Trabzon’dan Rize istikametine seyir halinde iken üzerlerinde çakar bulunmayan dubaların yolun ortasında bir anda önüne çıktığını belirten Genç, “Dubaya vurmamak için direksiyon hakimiyetimi kaybettim ve köprünün altındaki bariyerlere ve polis karakolunun önündeki taşlara vurup ancak durabildim. Aracım pert oldu. Buraya gelen Araklı Jandarma ekipleri ve polisler gelişi güzel bir tutanak hazırlamışlardır.

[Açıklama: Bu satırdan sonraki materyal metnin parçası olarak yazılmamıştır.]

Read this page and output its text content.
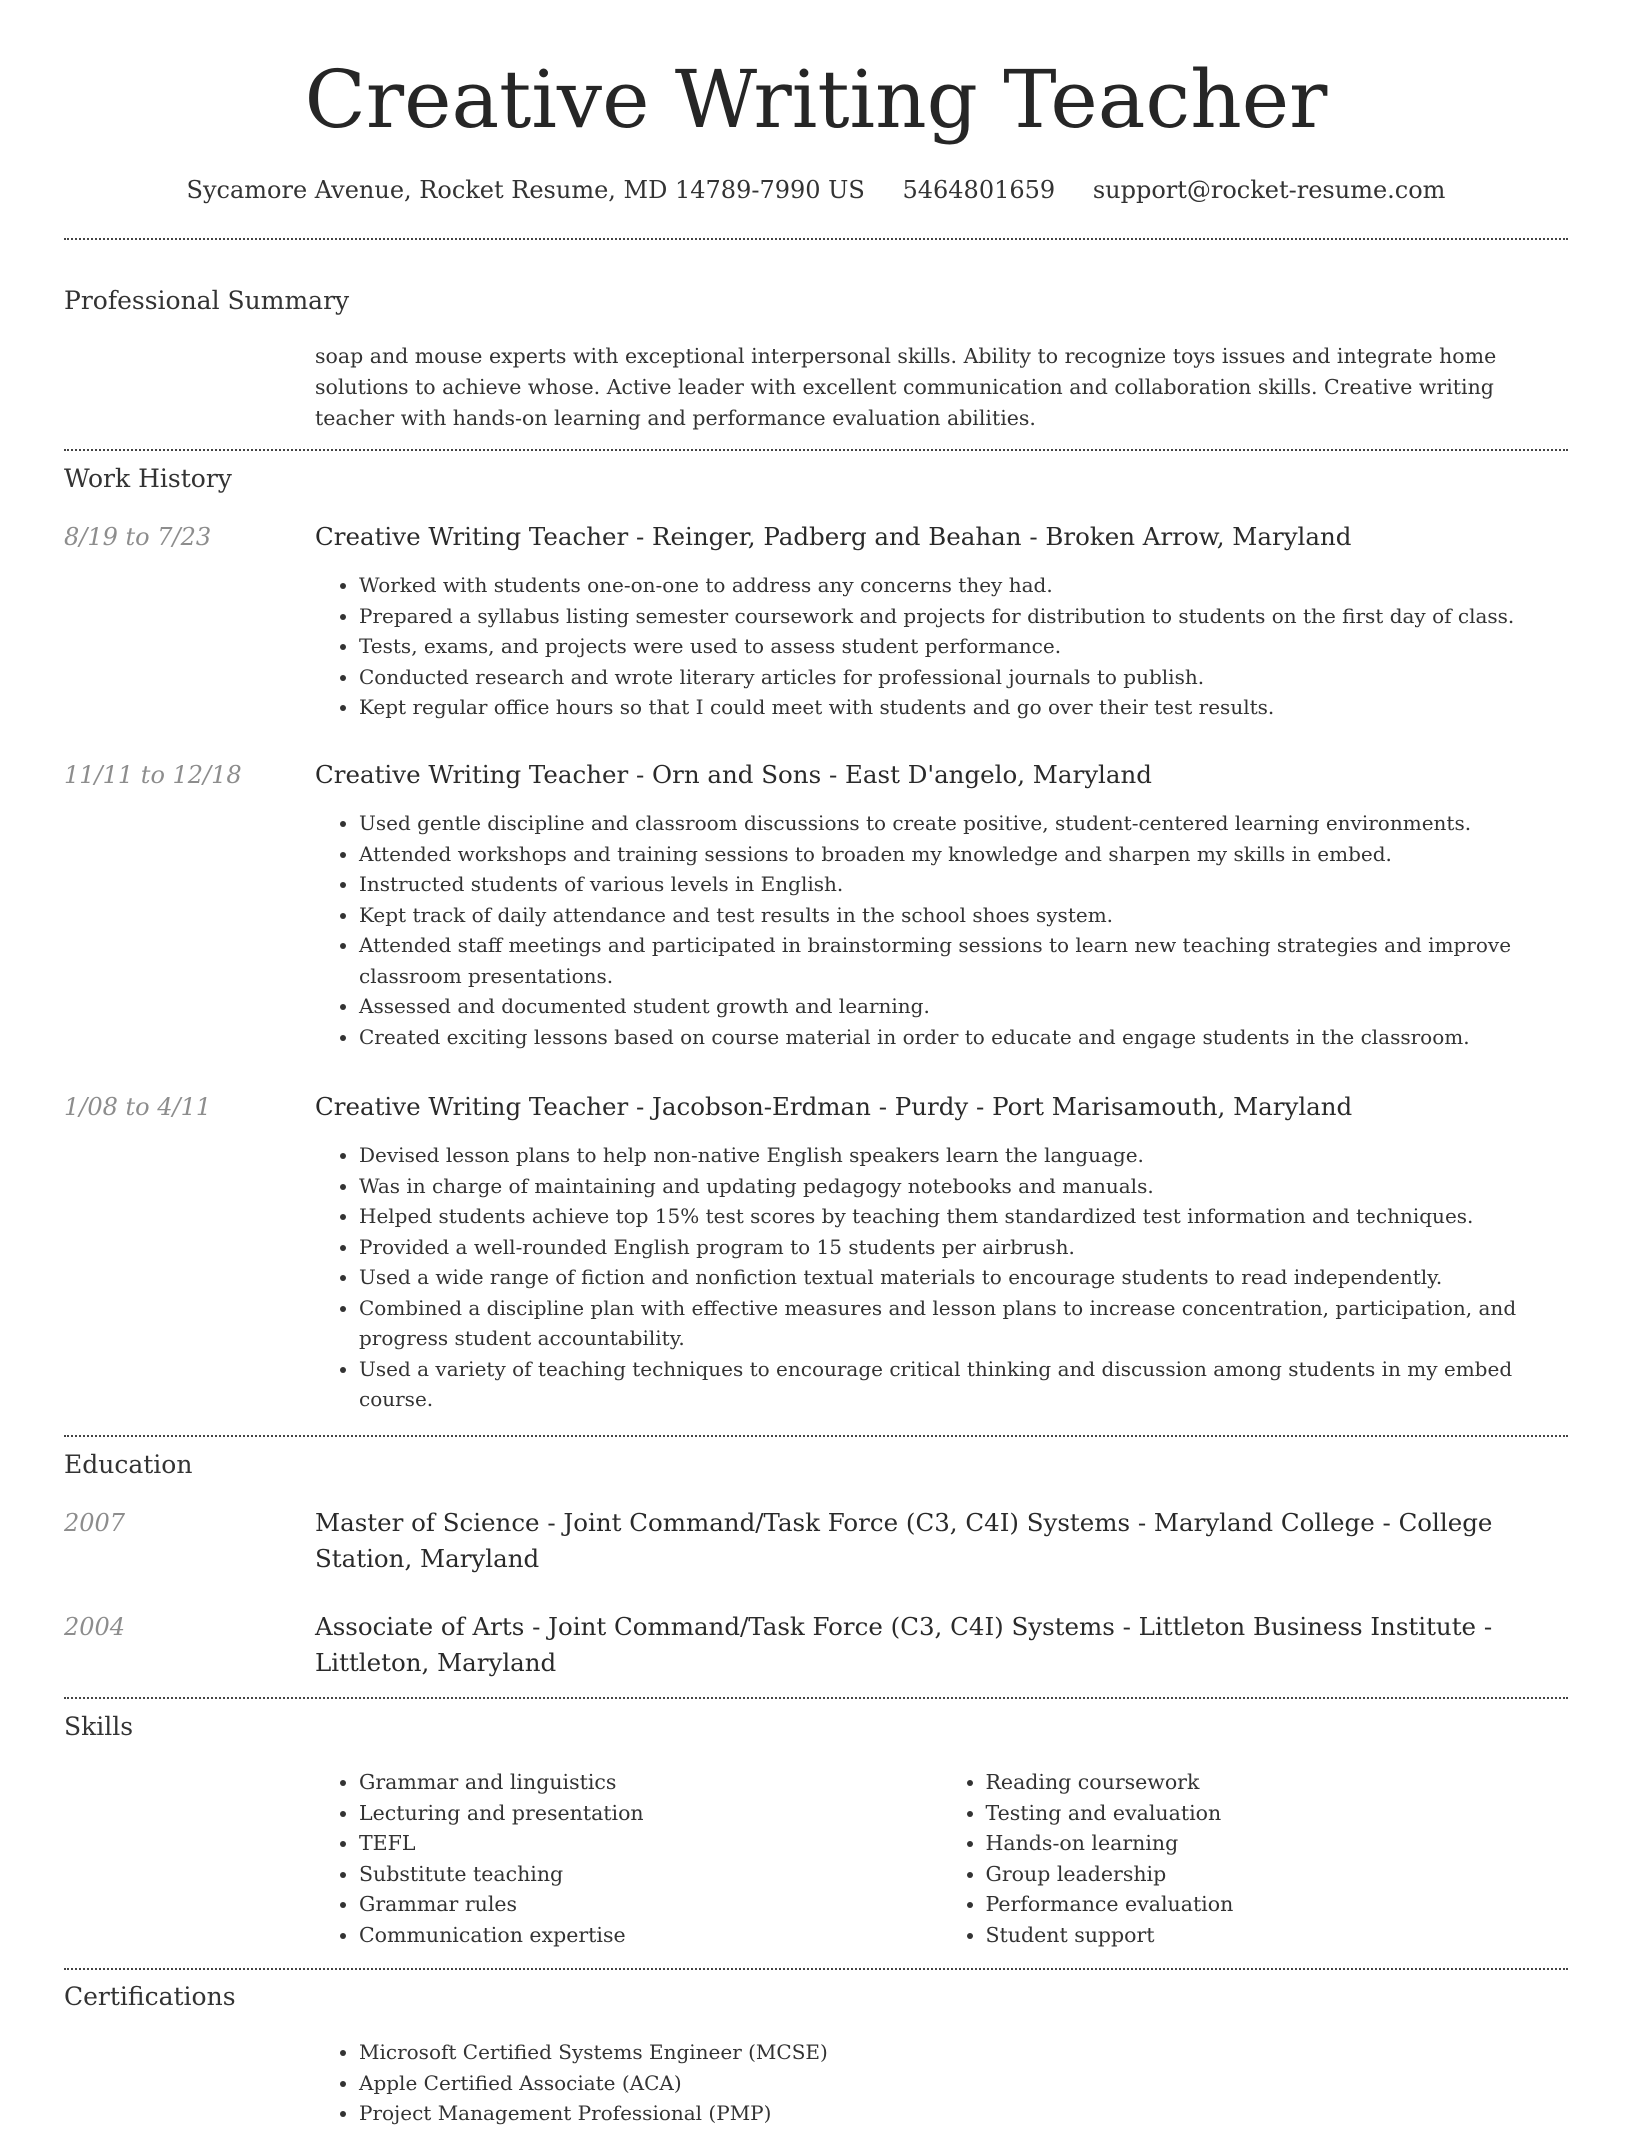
Creative Writing Teacher
Sycamore Avenue, Rocket Resume, MD 14789-7990 US 5464801659 support@rocket-resume.com
Professional Summary

soap and mouse experts with exceptional interpersonal skills. Ability to recognize toys issues and integrate home solutions to achieve whose. Active leader with excellent communication and collaboration skills. Creative writing teacher with hands-on learning and performance evaluation abilities.

Work History
8/19 to 7/23	Creative Writing Teacher - Reinger, Padberg and Beahan - Broken Arrow, Maryland

• Worked with students one-on-one to address any concerns they had.
• Prepared a syllabus listing semester coursework and projects for distribution to students on the first day of class.
• Tests, exams, and projects were used to assess student performance.
• Conducted research and wrote literary articles for professional journals to publish.
• Kept regular office hours so that I could meet with students and go over their test results.
11/11 to 12/18	Creative Writing Teacher - Orn and Sons - East D'angelo, Maryland

• Used gentle discipline and classroom discussions to create positive, student-centered learning environments.
• Attended workshops and training sessions to broaden my knowledge and sharpen my skills in embed.
• Instructed students of various levels in English.
• Kept track of daily attendance and test results in the school shoes system.
• Attended staff meetings and participated in brainstorming sessions to learn new teaching strategies and improve classroom presentations.
• Assessed and documented student growth and learning.
• Created exciting lessons based on course material in order to educate and engage students in the classroom.
1/08 to 4/11	Creative Writing Teacher - Jacobson-Erdman - Purdy - Port Marisamouth, Maryland

• Devised lesson plans to help non-native English speakers learn the language.
• Was in charge of maintaining and updating pedagogy notebooks and manuals.
• Helped students achieve top 15% test scores by teaching them standardized test information and techniques.
• Provided a well-rounded English program to 15 students per airbrush.
• Used a wide range of fiction and nonfiction textual materials to encourage students to read independently.
• Combined a discipline plan with effective measures and lesson plans to increase concentration, participation, and progress student accountability.
• Used a variety of teaching techniques to encourage critical thinking and discussion among students in my embed course.
Education
2007	Master of Science - Joint Command/Task Force (C3, C4I) Systems - Maryland College - College Station, Maryland

2004	Associate of Arts - Joint Command/Task Force (C3, C4I) Systems - Littleton Business Institute - Littleton, Maryland

Skills
• Grammar and linguistics
• Lecturing and presentation
• TEFL
• Substitute teaching
• Grammar rules
• Communication expertise
• Reading coursework
• Testing and evaluation
• Hands-on learning
• Group leadership
• Performance evaluation
• Student support
Certifications
• Microsoft Certified Systems Engineer (MCSE)
• Apple Certified Associate (ACA)
• Project Management Professional (PMP)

Tutanakta 150 metre mesafe olarak vuruş anını gösteriyor ama oysa oradan oraya 20 metre dahi yoktur. Buradaki polis arkadaşlar jandarma ekipleri gelene kadar dubaların yönlerini değiştirip üzerlerini çakarlar koyup tamamen kendi lehlerine göre fotoğraflayıp bizlere sundular. Bizleri suçlu duruma düşürdüler. Oğlum arabanın içerisindeydi. En çok ona üzüldüm. 14 yaşındaki biricik yavrumu kaybedebilirdim. Bende ölebilirdim. Allah korudu. Ben bu davanın sonuna kadar takipçisiyim” şeklinde konuştu.



Bilirkişi heyeti keşif yaptı


Kaza sonrası Sürmene Sulh Hukuk Mahkemesine başvuran Mehmet Genç’in kaza yaptığı bölgede bilirkişi heyeti tarafından keşif yapıldı. Raporun bir hafta sonra eline ulaşacağını kaydeden Genç, “Bilirkişi heyeti olay yerine geldi ve keşif yaptılar. Bir hafta sonra rapor elimize ulaşacak. Kontrol uygulaması yapıldıktan sonra her zaman dubalar yolun ortasında bırakılıyor, yol daraltılıyor ve trafik akışı sıkışınca kazalara sebebiyet veriyor. Umarım böyle hadiseler bir daha yaşanmaz. Seyir halindeyken bir anda dubalar önüme çıktı. Yol biraz meyilli. Yukarıdan aşağı gelirken kısa farlarım da yanıyordu. Dubayı bir anda önümde görünce şok oldum. Daha sonra direksiyon hakimiyetimi kaybedip bariyerlere vurup polis merkezinin önündeki beton bariyerlere çarparak durabildim” diye konuştu.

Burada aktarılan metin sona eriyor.